2D, 2.5D, or 3D? Comparing Dimensional Approaches in Deep Neural Networks for 3D Medical Image Analysis.
Authors
Affiliations (3)
Affiliations (3)
- Department of Radiology, Xinhua Hospital Affiliated to Shanghai Jiao Tong University School of Medicine, Shanghai, China.
- Department of Radiology, Songjiang Hospital Affiliated to Shanghai Jiao Tong University School of Medicine, Shanghai, China.

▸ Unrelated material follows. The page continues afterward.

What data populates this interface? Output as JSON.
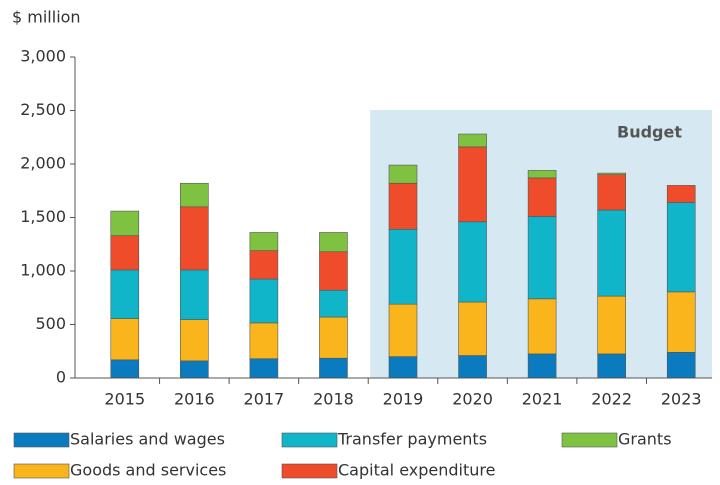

- Department of Radiology, Shanghai TCM - Integrated Hospital, Shanghai University of Traditional Chinese Medicine, 230 Baoding Road, Hongkou District, Shanghai, 200082, China. [email protected].
Abstract
Deep learning has become an important tool in medical image analysis, including 3D modalities like CT, MRI and PET/CT. However, there is no consensus on the most effective dimensionality for neural network models to process this volumetric data. This review analyzes the performance of 2D, 2.5D, and 3D deep neural networks in 3D medical imaging tasks. We synthesized findings from 31 comparative studies published in the last decade, focusing on classification and segmentation tasks. Among them, nearly all studies agreed that pure 2D models perform suboptimally and are generally not preferred. Of the 21 studies that compared 2.5D and 3D architectures, 12 suggested that 2.5D models outperformed other models, 5 favored pure 3D models, and 4 concluded that the relative performance depends on the specific task context. Further analysis reveals that pure 2D models generally underperform due to their failure to capture inter-slice spatial context. While pure 3D networks can theoretically leverage complete volumetric information, their performance is often constrained by practical challenges, including high computational demands and imperfect training data. Conversely, 2.5D models, which balance spatial information with computational efficiency through various strategies, frequently achieve comparable results. This review suggests that no single dimensionality is universally optimal. The choice between a 2.5D and a 3D approach should be guided by the specific clinical task, dataset characteristics, and available computational resources.